Le dimanche 10 mars 2019, s’est déroulé un drame qui est loin d’être insolite. Au nouveau siège de la police judiciaire parisienne, près de l’accueil du 36, rue du Bastion, adossé au tribunal de Paris, à la Porte de Clichy, dans le quartier des Batignolles, en France, un policier, adjoint de sécurité (ce que nous appelons Commissaire adjoint au Bénin), se serait amusé avec une arme et aurait tiré accidentellement sur sa collègue, une gardienne de la paix de 28 ans, la blessant mortellement à la tête. L’Inspection Générale de la Police Nationale (IGPN), la « police des polices » en France, a été saisie des investigations. Par la suite, le jeune homme de 27 ans a été placé en garde à vue après les faits.

Selon l’AFP et de source judiciaire, les premiers éléments de l’enquête, font comprendre que l’adjoint de sécurité est soupçonné d’avoir tué accidentellement une collègue.
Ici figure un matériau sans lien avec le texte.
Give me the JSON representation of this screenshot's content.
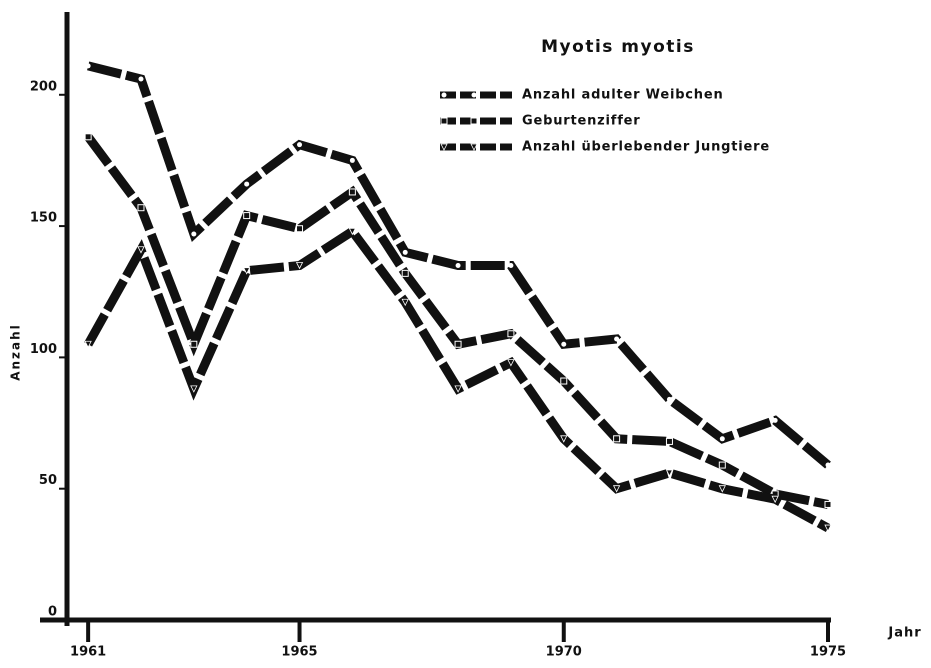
{
  "chart_data": {
    "type": "line",
    "title": "Myotis myotis",
    "xlabel": "Jahr",
    "ylabel": "Anzahl",
    "x": [
      1961,
      1962,
      1963,
      1964,
      1965,
      1966,
      1967,
      1968,
      1969,
      1970,
      1971,
      1972,
      1973,
      1974,
      1975
    ],
    "series": [
      {
        "name": "Anzahl adulter Weibchen",
        "color": "#111111",
        "marker": "circle",
        "values": [
          211,
          206,
          147,
          166,
          181,
          175,
          140,
          135,
          135,
          105,
          107,
          84,
          69,
          76,
          59
        ]
      },
      {
        "name": "Geburtenziffer",
        "color": "#111111",
        "marker": "square",
        "values": [
          184,
          157,
          105,
          154,
          149,
          163,
          132,
          105,
          109,
          91,
          69,
          68,
          59,
          48,
          44
        ]
      },
      {
        "name": "Anzahl überlebender Jungtiere",
        "color": "#111111",
        "marker": "triangle",
        "values": [
          105,
          141,
          88,
          133,
          135,
          148,
          121,
          88,
          98,
          69,
          50,
          56,
          50,
          46,
          35
        ]
      }
    ],
    "xlim": [
      1960.6,
      1975
    ],
    "xticks": [
      1961,
      1965,
      1970,
      1975
    ],
    "ylim": [
      0,
      230
    ],
    "yticks": [
      0,
      50,
      100,
      150,
      200
    ],
    "legend": "top-right"
  }
}
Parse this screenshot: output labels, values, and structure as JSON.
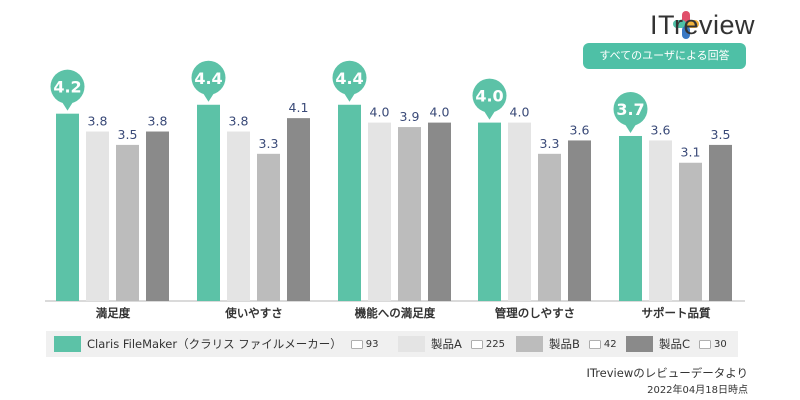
{
  "brand": {
    "name": "ITreview",
    "logo_colors": [
      "#e04f6a",
      "#4ec0a6",
      "#3a78c3",
      "#f1b33c"
    ]
  },
  "badge": "すべてのユーザによる回答",
  "colors": {
    "product": "#5cc2a7",
    "a": "#e4e4e4",
    "b": "#bcbcbc",
    "c": "#8a8a8a",
    "value_text": "#3a4a78"
  },
  "legend": [
    {
      "label": "Claris FileMaker（クラリス ファイルメーカー）",
      "count": "93",
      "color": "#5cc2a7"
    },
    {
      "label": "製品A",
      "count": "225",
      "color": "#e4e4e4"
    },
    {
      "label": "製品B",
      "count": "42",
      "color": "#bcbcbc"
    },
    {
      "label": "製品C",
      "count": "30",
      "color": "#8a8a8a"
    }
  ],
  "footer": {
    "source": "ITreviewのレビューデータより",
    "date": "2022年04月18日時点"
  },
  "chart_data": {
    "type": "bar",
    "categories": [
      "満足度",
      "使いやすさ",
      "機能への満足度",
      "管理のしやすさ",
      "サポート品質"
    ],
    "series": [
      {
        "name": "Claris FileMaker（クラリス ファイルメーカー）",
        "values": [
          4.2,
          4.4,
          4.4,
          4.0,
          3.7
        ]
      },
      {
        "name": "製品A",
        "values": [
          3.8,
          3.8,
          4.0,
          4.0,
          3.6
        ]
      },
      {
        "name": "製品B",
        "values": [
          3.5,
          3.3,
          3.9,
          3.3,
          3.1
        ]
      },
      {
        "name": "製品C",
        "values": [
          3.8,
          4.1,
          4.0,
          3.6,
          3.5
        ]
      }
    ],
    "value_labels": [
      [
        "4.2",
        "4.4",
        "4.4",
        "4.0",
        "3.7"
      ],
      [
        "3.8",
        "3.8",
        "4.0",
        "4.0",
        "3.6"
      ],
      [
        "3.5",
        "3.3",
        "3.9",
        "3.3",
        "3.1"
      ],
      [
        "3.8",
        "4.1",
        "4.0",
        "3.6",
        "3.5"
      ]
    ],
    "ylim": [
      0,
      5
    ],
    "grid": false,
    "legend_position": "bottom"
  }
}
Mardi 12 mars, le désormais auteur présumé du tir mortel, a vu sa garde à vue levée et déféré au parquet de Paris, où il a été mis en examen mercredi 13 mars pour « homicide involontaire par violation manifestement délibérée d’une obligation de sécurité et de prudence ». Il a été placé sous contrôle judiciaire, avec « interdiction d’exercer ses fonctions et de détenir une arme », a précisé cette même source judiciaire.

Deux autres policiers suspendus

Le drame n’a pas seulement coûté que le poste du jeune policier français de 27 ans. En France, les adjoints de sécurité à la police Nationale sont des contractuels qui exercent leurs fonctions pour une durée de trois ans, sous l’autorité du ministère de l’Intérieur. Ils sont habilités à porter une arme durant leur service. Le jeune homme ainsi qu’un adjoint de sécurité témoin de la scène ont été également suspendus de leurs fonctions, a indiqué la Préfecture de police. Le préfet de police de Paris, Michel Delpuech, a en plus demandé à la Direction Générale de la Police Nationale (DGPN) française la suspension d’un gardien de la paix, lui aussi présent au moment des faits.